Reporters Without Borders added: “We voice our support for journalists in the provinces and we hope the demands they make on ‘Journalist’s Day’ on 7 April will get the attention they deserve.”

In the most recent case of violence against the press, Jornal do Commercio photographer Alexandro Auler was attacked by two guards while reporting at São João prison in the northern state of Pernambuco on 15 March. They held the photographer in a cell, threatened him and damaged his equipment.

In the far south state of Río Grande do Sul, regional police delegate Rudimar de Freitas Rosales threatened Luciamem Caiaffo Winck, Luis Gonçalves and Jurema Josefa of the Correio de Povo daily newspaper on 8 March in an attempt to force them to reveal their sources for a story about the occupation of an industrial site by landless peasants in Barra do Ribeira.

Tapping the phones of the news media to find out the source of their reports continues to be a sensitive issue. Reporters Without Borders wrote to federal justice minister Márcio Thomaz Bastos on 26 January voicing concern about a bill extending phone-tapping that was to be presented to congress in Brasilia. The bill has not advanced but the practice continues at the local level.
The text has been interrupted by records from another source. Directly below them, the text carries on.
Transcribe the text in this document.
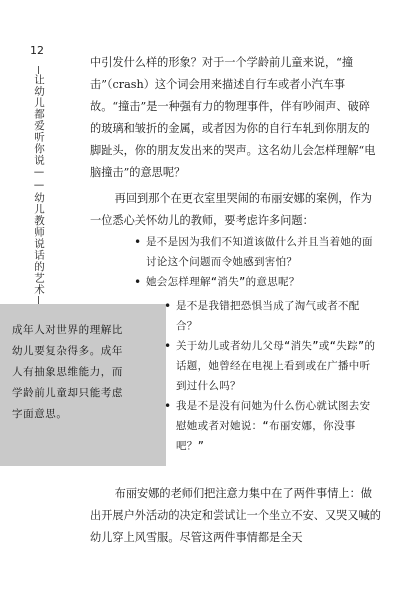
12
让幼儿都爱听你说——幼儿教师说话的艺术

中引发什么样的形象？对于一个学龄前儿童来说，“撞击”（crash）这个词会用来描述自行车或者小汽车事故。“撞击”是一种强有力的物理事件，伴有吵闹声、破碎的玻璃和皱折的金属，或者因为你的自行车轧到你朋友的脚趾头，你的朋友发出来的哭声。这名幼儿会怎样理解“电脑撞击”的意思呢？

再回到那个在更衣室里哭闹的布丽安娜的案例，作为一位悉心关怀幼儿的教师，要考虑许多问题：

• 是不是因为我们不知道该做什么并且当着她的面讨论这个问题而令她感到害怕？
• 她会怎样理解“消失”的意思呢？
成年人对世界的理解比幼儿要复杂得多。成年人有抽象思维能力，而学龄前儿童却只能考虑字面意思。
• 是不是我错把恐惧当成了淘气或者不配合？
• 关于幼儿或者幼儿父母“消失”或“失踪”的话题，她曾经在电视上看到或在广播中听到过什么吗？
• 我是不是没有问她为什么伤心就试图去安慰她或者对她说：“布丽安娜，你没事吧？”
布丽安娜的老师们把注意力集中在了两件事情上：做出开展户外活动的决定和尝试让一个坐立不安、又哭又喊的幼儿穿上风雪服。尽管这两件事情都是全天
The National Federation of Journalists (FENAJ) reported that the Human Rights Defence Council (CDDPH) began on 17 March to investigate the authorities in the southeastern state of Espírito Santo over the tapping of the phones of around 100 journalists working for the Rede Gazeta press group. Although the tapping was authorised by a judge, the federal justice minister asked the CDDPH to investigate following an outcry about the case.

Local journalists are often the victims of violent crime. The journalists’ union in the northern state of Pará said journalists working for the Belem-based daily O Liberal have been held up at least four times so far this year. The latest case was on 3 March when reporter Alexandra Jamile and photographer Antônio Silva were covering water reprocessing in the dangerous neighbourhood of Sacramenta. They were held up by two gunmen who demanded Silva’s camera. It was subsequently found by the police.
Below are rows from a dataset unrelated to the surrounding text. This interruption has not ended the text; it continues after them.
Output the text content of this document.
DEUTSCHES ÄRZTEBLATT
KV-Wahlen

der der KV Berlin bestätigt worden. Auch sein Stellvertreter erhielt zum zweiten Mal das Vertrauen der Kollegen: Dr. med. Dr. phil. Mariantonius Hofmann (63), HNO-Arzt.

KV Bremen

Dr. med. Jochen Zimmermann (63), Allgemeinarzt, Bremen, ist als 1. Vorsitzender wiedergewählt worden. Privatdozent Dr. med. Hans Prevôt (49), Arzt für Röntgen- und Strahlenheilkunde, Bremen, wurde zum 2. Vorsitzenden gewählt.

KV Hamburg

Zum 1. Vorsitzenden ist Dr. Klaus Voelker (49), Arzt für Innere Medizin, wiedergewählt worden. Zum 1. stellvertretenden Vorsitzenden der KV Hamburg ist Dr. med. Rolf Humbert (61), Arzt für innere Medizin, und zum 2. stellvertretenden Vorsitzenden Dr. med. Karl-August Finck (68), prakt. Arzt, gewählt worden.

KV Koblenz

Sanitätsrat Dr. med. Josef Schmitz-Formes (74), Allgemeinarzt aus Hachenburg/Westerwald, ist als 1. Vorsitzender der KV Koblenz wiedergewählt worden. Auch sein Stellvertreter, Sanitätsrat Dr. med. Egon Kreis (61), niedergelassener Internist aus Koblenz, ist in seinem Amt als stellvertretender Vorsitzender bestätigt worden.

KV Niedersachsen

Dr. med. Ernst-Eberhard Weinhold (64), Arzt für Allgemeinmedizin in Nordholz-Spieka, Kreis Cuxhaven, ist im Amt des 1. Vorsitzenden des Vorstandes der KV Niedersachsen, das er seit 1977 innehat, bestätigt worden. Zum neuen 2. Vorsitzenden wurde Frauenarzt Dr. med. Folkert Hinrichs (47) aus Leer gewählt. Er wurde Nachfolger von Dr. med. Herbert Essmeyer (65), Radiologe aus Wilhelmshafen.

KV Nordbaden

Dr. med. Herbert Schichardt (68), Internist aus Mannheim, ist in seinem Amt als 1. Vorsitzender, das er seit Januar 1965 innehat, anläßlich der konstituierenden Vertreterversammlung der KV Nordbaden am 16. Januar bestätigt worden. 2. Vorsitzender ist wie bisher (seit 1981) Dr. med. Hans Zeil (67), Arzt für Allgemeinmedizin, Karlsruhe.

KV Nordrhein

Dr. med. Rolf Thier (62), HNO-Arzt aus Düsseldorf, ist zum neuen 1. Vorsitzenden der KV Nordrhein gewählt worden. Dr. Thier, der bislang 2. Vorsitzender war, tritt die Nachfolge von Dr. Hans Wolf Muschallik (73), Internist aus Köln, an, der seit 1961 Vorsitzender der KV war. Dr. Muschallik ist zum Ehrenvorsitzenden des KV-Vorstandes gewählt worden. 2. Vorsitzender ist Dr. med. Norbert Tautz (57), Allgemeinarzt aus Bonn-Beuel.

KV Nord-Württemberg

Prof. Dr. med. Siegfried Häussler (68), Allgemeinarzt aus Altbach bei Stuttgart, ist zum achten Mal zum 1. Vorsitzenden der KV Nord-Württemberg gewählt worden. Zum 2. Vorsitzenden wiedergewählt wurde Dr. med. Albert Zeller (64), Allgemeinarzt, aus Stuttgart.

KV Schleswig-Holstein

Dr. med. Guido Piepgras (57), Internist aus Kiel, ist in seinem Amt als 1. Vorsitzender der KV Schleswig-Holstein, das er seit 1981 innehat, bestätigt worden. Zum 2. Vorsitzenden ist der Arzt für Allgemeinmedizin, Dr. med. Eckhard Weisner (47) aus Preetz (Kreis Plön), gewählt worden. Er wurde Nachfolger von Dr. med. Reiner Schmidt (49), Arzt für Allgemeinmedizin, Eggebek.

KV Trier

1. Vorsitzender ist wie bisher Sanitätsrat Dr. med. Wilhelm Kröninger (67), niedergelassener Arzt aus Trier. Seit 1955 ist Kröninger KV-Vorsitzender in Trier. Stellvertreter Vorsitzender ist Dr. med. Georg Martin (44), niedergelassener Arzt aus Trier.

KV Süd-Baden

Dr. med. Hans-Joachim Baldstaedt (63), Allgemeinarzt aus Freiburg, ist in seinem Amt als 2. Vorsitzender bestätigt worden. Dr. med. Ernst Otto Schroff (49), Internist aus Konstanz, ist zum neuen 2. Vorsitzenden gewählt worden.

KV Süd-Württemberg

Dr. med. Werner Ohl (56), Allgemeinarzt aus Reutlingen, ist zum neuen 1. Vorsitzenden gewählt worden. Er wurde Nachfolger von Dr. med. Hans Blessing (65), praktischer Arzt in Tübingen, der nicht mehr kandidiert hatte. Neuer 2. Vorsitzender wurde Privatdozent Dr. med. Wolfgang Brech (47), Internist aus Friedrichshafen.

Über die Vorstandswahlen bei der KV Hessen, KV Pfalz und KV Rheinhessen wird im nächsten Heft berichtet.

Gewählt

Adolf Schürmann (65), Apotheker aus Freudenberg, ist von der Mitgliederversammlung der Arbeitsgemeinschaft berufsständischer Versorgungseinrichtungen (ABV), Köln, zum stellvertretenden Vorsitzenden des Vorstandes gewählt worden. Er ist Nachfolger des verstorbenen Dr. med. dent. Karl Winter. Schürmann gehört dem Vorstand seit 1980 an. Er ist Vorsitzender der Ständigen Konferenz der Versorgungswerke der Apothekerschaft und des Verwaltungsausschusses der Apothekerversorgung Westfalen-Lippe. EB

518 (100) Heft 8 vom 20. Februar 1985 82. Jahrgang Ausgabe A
Two journalists have been killed so far this year. André Felipe, who worked for two radio stations, Mega 94 and Cultura AM, was gunned down on 4 February in Campo Grande, capital of the centralwestern state of Mato Grosso do Sul. The shooting appears not to have been linked to his work as a journalist because his two confessed killers, soldiers Everaldo Ferreira Marinho and Bruno da Silva Galvão, said they shot “just to scare him” in the course of a hold-up.

Another journalist was killed in Mato Grosso do Sul on 13 March. It was José Késsio, who was shot 11 times by a man with a 9 mm pistol who came looking for him at Amambay FM, the local radio station he worked for in Ponta Porã, on the Paraguayan border.

Reporters Without Borders has learned that the victim’s 10-year-old son, a witness of the shooting, has identified the killer as Renato José Fonseca Chiodi, a childhood friend of his father and former neighbour who escaped from prison in 2003 and who is still a fugitive from justice. He is currently believed to be in Paraguay.

It is assumed the motive for the murder was a personal grudge, but it was the second time in six months that Amambay FM has lost a journalist this way. Késsio’s former colleague Fábio Soares Barbosa was gunned down in similar circumstances on 16 September. A third radio journalist, Conquista FM manager Samuel Román was murdered on 20 April 2004 in the same crime-ridden border region.